Environment Agency Inspections
The Inspection
Many of the Environment Agency (EA) inspections that take place, are selected on a risk basis.The EA are continually testing and collating data on main watercourses that have a high or increasing level of nitrates and or phosphates. Therefore, the EA may routinely visit all farms in a river’s catchment area and advise on ways to improve farming practices or look for any potential pollution issues.
Inspections are typically paperwork and farmyard based. Different EA officers will run the inspection differently according to which area they are from.

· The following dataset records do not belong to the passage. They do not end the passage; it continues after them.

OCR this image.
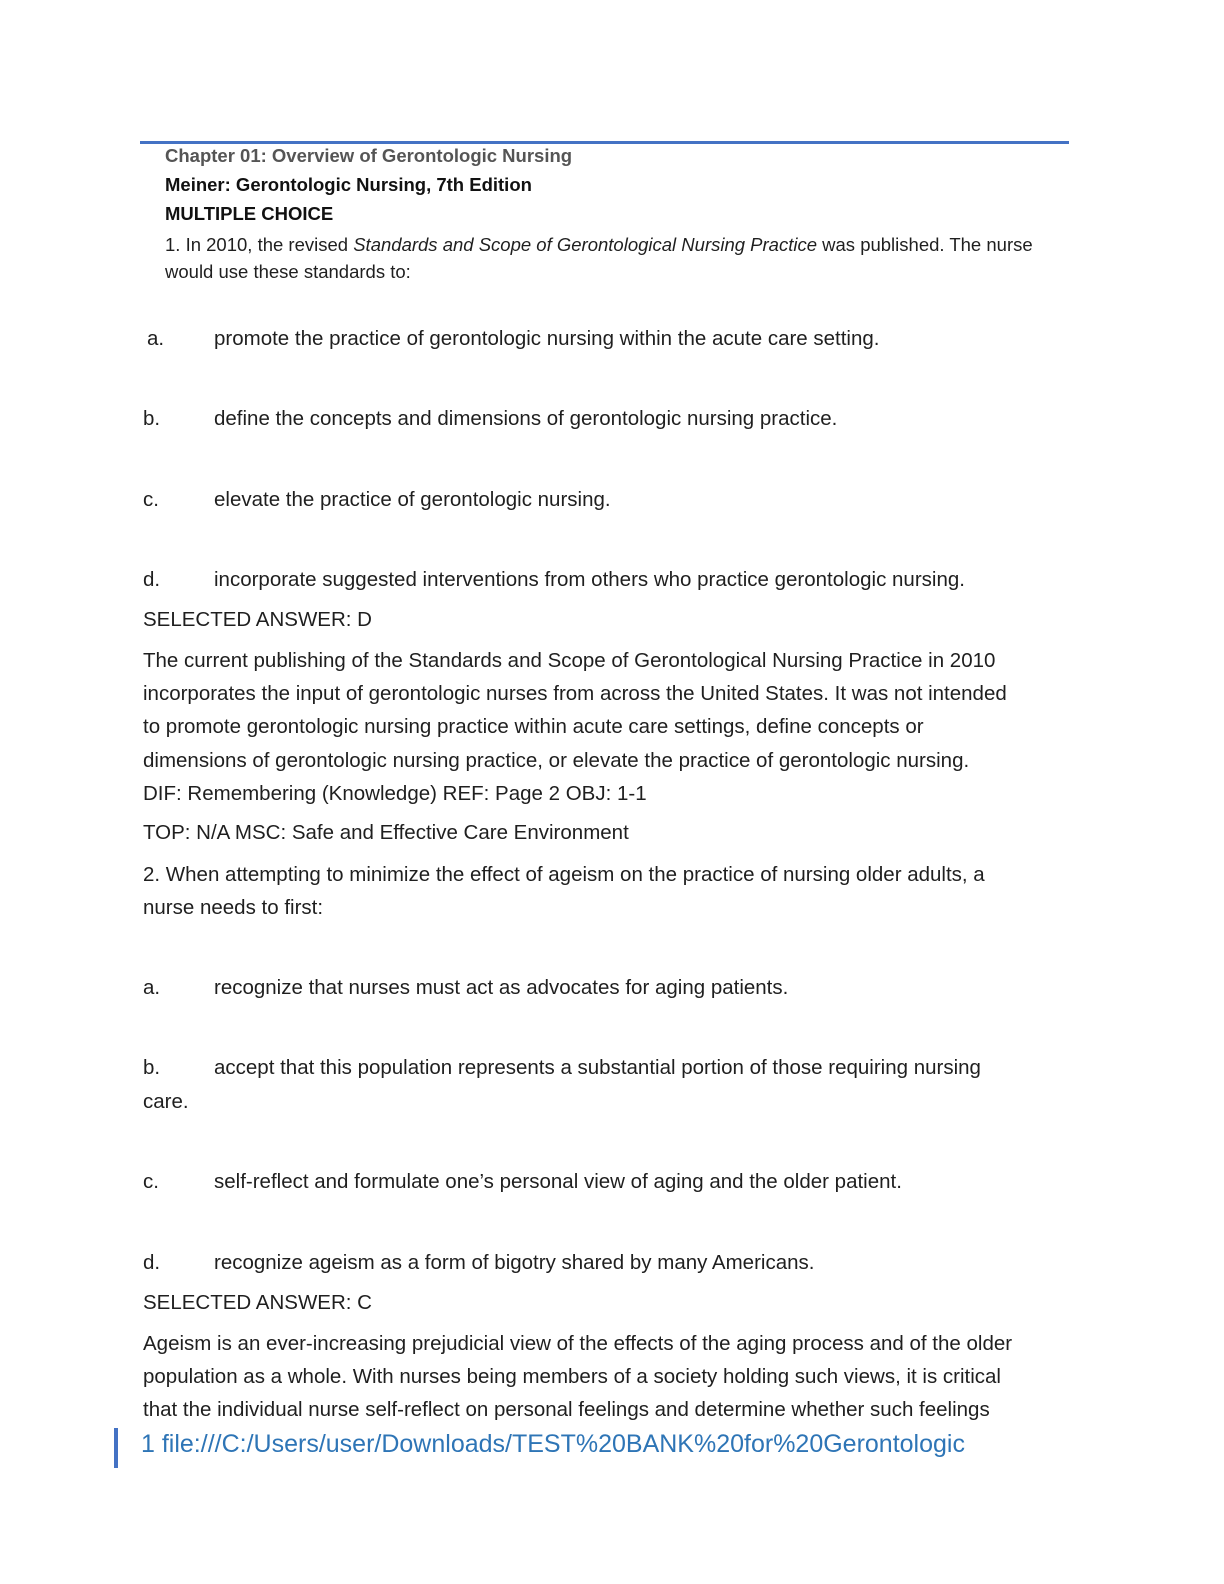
Chapter 01: Overview of Gerontologic Nursing
Meiner: Gerontologic Nursing, 7th Edition
MULTIPLE CHOICE
1. In 2010, the revised Standards and Scope of Gerontological Nursing Practice was published. The nurse would use these standards to:
a. promote the practice of gerontologic nursing within the acute care setting.
b.	define the concepts and dimensions of gerontologic nursing practice.
c.	elevate the practice of gerontologic nursing.
d.	incorporate suggested interventions from others who practice gerontologic nursing.
SELECTED ANSWER: D
The current publishing of the Standards and Scope of Gerontological Nursing Practice in 2010
incorporates the input of gerontologic nurses from across the United States. It was not intended
to promote gerontologic nursing practice within acute care settings, define concepts or
dimensions of gerontologic nursing practice, or elevate the practice of gerontologic nursing.
DIF: Remembering (Knowledge) REF: Page 2 OBJ: 1-1
TOP: N/A MSC: Safe and Effective Care Environment
2. When attempting to minimize the effect of ageism on the practice of nursing older adults, a
nurse needs to first:
a.	recognize that nurses must act as advocates for aging patients.
b.	accept that this population represents a substantial portion of those requiring nursing
care.
c.	self-reflect and formulate one’s personal view of aging and the older patient.
d.	recognize ageism as a form of bigotry shared by many Americans.
SELECTED ANSWER: C
Ageism is an ever-increasing prejudicial view of the effects of the aging process and of the older
population as a whole. With nurses being members of a society holding such views, it is critical
that the individual nurse self-reflect on personal feelings and determine whether such feelings
1 file:///C:/Users/user/Downloads/TEST%20BANK%20for%20Gerontologic
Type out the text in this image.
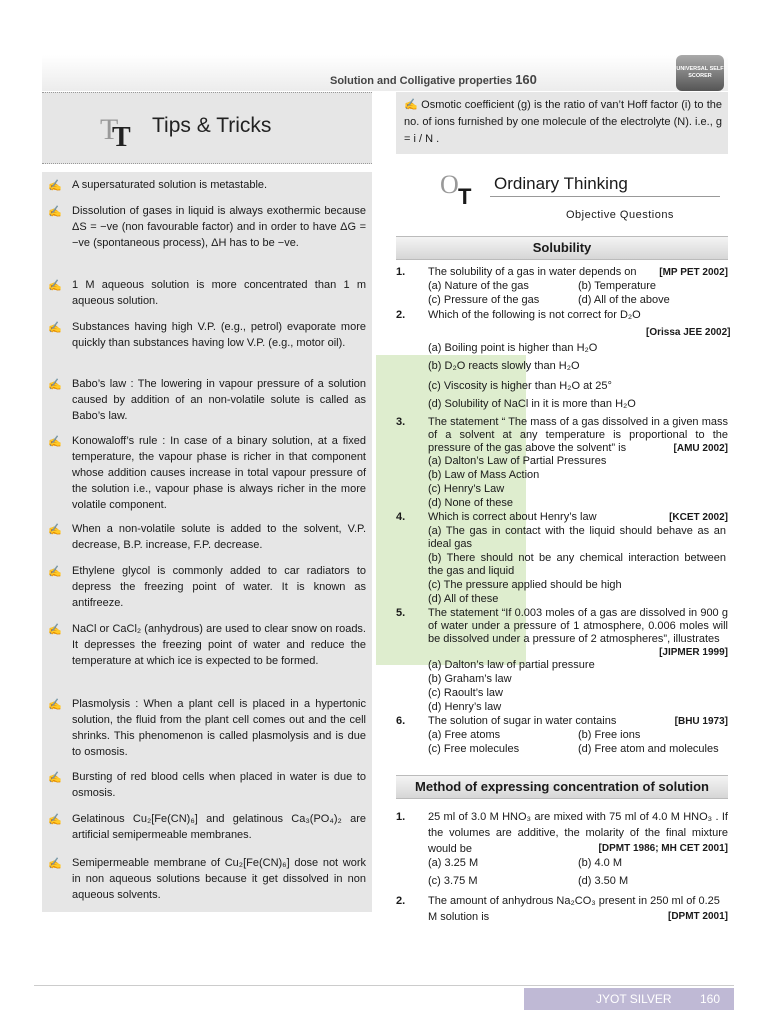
Solution and Colligative properties 160
UNIVERSAL SELF SCORER
T
T Tips & Tricks
✍ A supersaturated solution is metastable.
✍ Dissolution of gases in liquid is always exothermic because ΔS = −ve (non favourable factor) and in order to have ΔG = −ve (spontaneous process), ΔH has to be −ve.
✍ 1 M aqueous solution is more concentrated than 1 m aqueous solution.
✍ Substances having high V.P. (e.g., petrol) evaporate more quickly than substances having low V.P. (e.g., motor oil).
✍ Babo’s law : The lowering in vapour pressure of a solution caused by addition of an non-volatile solute is called as Babo’s law.
✍ Konowaloff’s rule : In case of a binary solution, at a fixed temperature, the vapour phase is richer in that component whose addition causes increase in total vapour pressure of the solution i.e., vapour phase is always richer in the more volatile component.
✍ When a non-volatile solute is added to the solvent, V.P. decrease, B.P. increase, F.P. decrease.
✍ Ethylene glycol is commonly added to car radiators to depress the freezing point of water. It is known as antifreeze.
✍ NaCl or CaCl₂ (anhydrous) are used to clear snow on roads. It depresses the freezing point of water and reduce the temperature at which ice is expected to be formed.
✍ Plasmolysis : When a plant cell is placed in a hypertonic solution, the fluid from the plant cell comes out and the cell shrinks. This phenomenon is called plasmolysis and is due to osmosis.
✍ Bursting of red blood cells when placed in water is due to osmosis.
✍ Gelatinous Cu₂[Fe(CN)₆] and gelatinous Ca₃(PO₄)₂ are artificial semipermeable membranes.
✍ Semipermeable membrane of Cu₂[Fe(CN)₆] dose not work in non aqueous solutions because it get dissolved in non aqueous solvents.
✍ Osmotic coefficient (g) is the ratio of van’t Hoff factor (i) to the no. of ions furnished by one molecule of the electrolyte (N). i.e., g = i / N .
O T
Ordinary Thinking
Objective Questions
Solubility
1. The solubility of a gas in water depends on [MP PET 2002]
(a) Nature of the gas	(b) Temperature
(c) Pressure of the gas	(d) All of the above
2. Which of the following is not correct for D₂O
[Orissa JEE 2002]
(a) Boiling point is higher than H₂O
(b) D₂O reacts slowly than H₂O
(c) Viscosity is higher than H₂O at 25°
(d) Solubility of NaCl in it is more than H₂O
3. The statement “ The mass of a gas dissolved in a given mass of a solvent at any temperature is proportional to the pressure of the gas above the solvent” is	[AMU 2002]
(a) Dalton’s Law of Partial Pressures
(b) Law of Mass Action
(c) Henry’s Law
(d) None of these
4. Which is correct about Henry’s law	[KCET 2002]
(a) The gas in contact with the liquid should behave as an ideal gas
(b) There should not be any chemical interaction between the gas and liquid
(c) The pressure applied should be high
(d) All of these
5. The statement “If 0.003 moles of a gas are dissolved in 900 g of water under a pressure of 1 atmosphere, 0.006 moles will be dissolved under a pressure of 2 atmospheres”, illustrates
[JIPMER 1999]
(a) Dalton’s law of partial pressure
(b) Graham’s law
(c) Raoult’s law
(d) Henry’s law
6. The solution of sugar in water contains	[BHU 1973]
(a) Free atoms	(b) Free ions
(c) Free molecules	(d) Free atom and molecules
Method of expressing concentration of solution
1. 25 ml of 3.0 M HNO₃ are mixed with 75 ml of 4.0 M HNO₃ . If the volumes are additive, the molarity of the final mixture would be	[DPMT 1986; MH CET 2001]
(a) 3.25 M	(b) 4.0 M
(c) 3.75 M	(d) 3.50 M
2. The amount of anhydrous Na₂CO₃ present in 250 ml of 0.25 M solution is	[DPMT 2001]
JYOT SILVER 160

Some target the farmyard more than the paperwork and vice versa.
Paperwork Inspection
Once on your farm, the EA officer will ask specific questions that will determine the following:
- Farming practices
- Details about the farm and business, particularly relating to SSAFO regulations
- Schemes the business is part of
The documents they would expect to see from the farmer would be:
- NVZ records (if applicable)
- NVZ calculations
- Slurry storage calculations
- Risk maps
- Field records
- Soil test results (no more than 5 years old) for every field receiving fertiliser and/or manure at least
once in the last 3 years
Farmyard Inspection
As part of the inspection, the EA officer will also want to inspect your physical farmyard(s) to check all areas at risk of causing pollution. Most items checked will fall under the SSAFO (Silage, Slurry and Agricultural Fuel Oil regulations). Usually, they know what they’re looking for prior to the inspection.
The areas the EA would check are:
- Silage (pits and / or bales)
- Manure storage
- Slurry
- Other manures if within the yard
- Agricultural fuel storage
- Oil storage
- PPP storage
- Dairy chemical storage
Depending on the purpose of the inspection, the EA may also want to see nearby watercourses to check for signs of contamination, or to look at fields with potential or known issues with soil erosion and run-off.